Kaum Hawa Itu Jadi “Singa Betina”

Loading

Oleh:Marto Tobing

Ilustrasi

SINGA betina sangat ketat melindungi anaknya terhindar dari bahaya yang kemungkinan setiap saat akan mengancam keselamatan hidup generasi penerus sang raja hutan. Dibesarkan dengan air susu anak singa betina itu tetap saja berperilaku canda bersama indungnya. Namun begitu naluri habitat mulai mengusik, saat itu juga nalar buas pun mulai diajarkan. Ganas, kejam dan sadis, dijadikan indungnya sebagai kurikulum utama menapak kehidupan anak hingga saatnya dilepas tidak lagi berstatus di bawah pengampuan sang indung.

Bagaimana jika pola regenerasi kaum rimba itu diimplementasikan dengan fakta bahwa manusia telah menjadi serigala atas manusia (homo homini lupus)..? Sangat menakutkan..! Lalu, akan dikemanakan masa depan bangsa ini..?

Pertanyaan itu langsung dijawab Prof. Husain Haikal. Dalam bukunya berjudul “Wanita Dalam Pembinaan Karakter Bangsa”, Haikal menegaskan, bahwa peranan perempuan sangat krusial untuk membentuk karakter suatu bangsa. Jadi tanggung jawab perempuan sangat fundamental. Untuk membangun karakter bangsa pondasinya ada pada ibu dan keluarga. Para ibu memainkan peranan penting tentu tanpa mengecilkan andil seorang ayah.

Dekapan seorang ibu hampir setiap saat dirasakan anak. “Maka jiwa seorang ibu akan melekat pada anak-anaknya,” tulis Prof. Haikal. Maka suka tidak suka, regenerasi keberlangsungan intelektualitas bangsa ini harus mengacu pada filosofi Jawa yang tidak mengabaikan unsur “Bibit, Bobot dan Be’bet”.
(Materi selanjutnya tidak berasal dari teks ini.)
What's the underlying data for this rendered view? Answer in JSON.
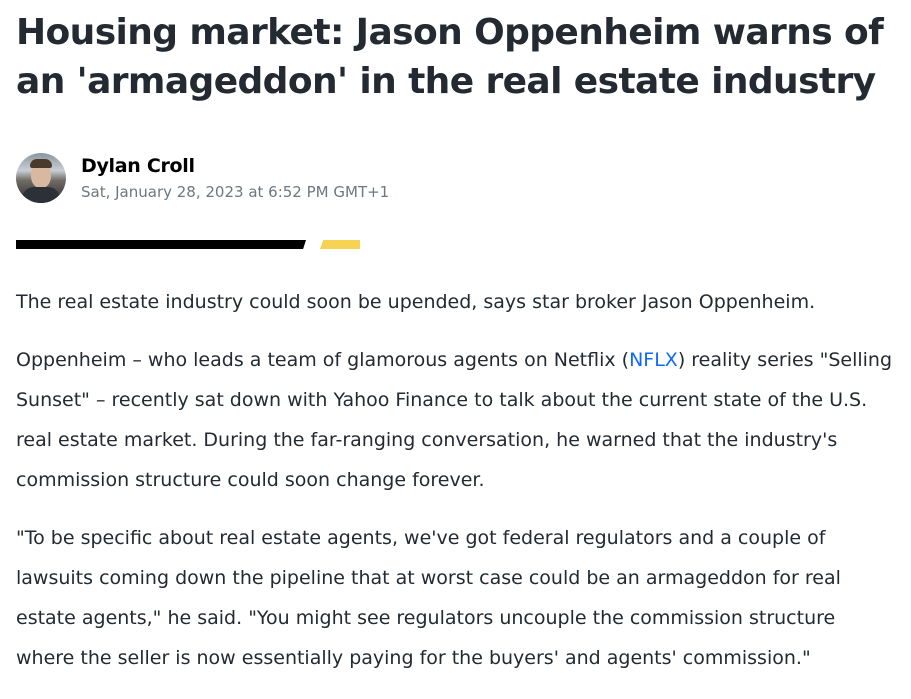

Bacalah, seluruh media publik menyebutkan nama-nama perempuan Indonesia bisa jadi paling “unggul” di dunia kejahatan korupsi. Angelina Sondakh (Angie) mantan anggota DPR ini misalnya, harus berpisah dengan kedua anaknya yang masih Balita karena dijebloskan ke ruang sel tahanan Komisi Pemberantasan Korupsi (KPK) terkait kasus korupsi. Begitu juga Neneng Sri Wahyuni. Isteri terpidana Muhammad Nazarudin ini tak mungkin lagi bercengkrama bebas bersama anak saat bezoek di ruang sel tahanan KPK. Selama 10 tahun bersembunyi di Amerika Serikat, Sherny Kojongian buronan interpol itu akhirnya kembali ke Indonesia.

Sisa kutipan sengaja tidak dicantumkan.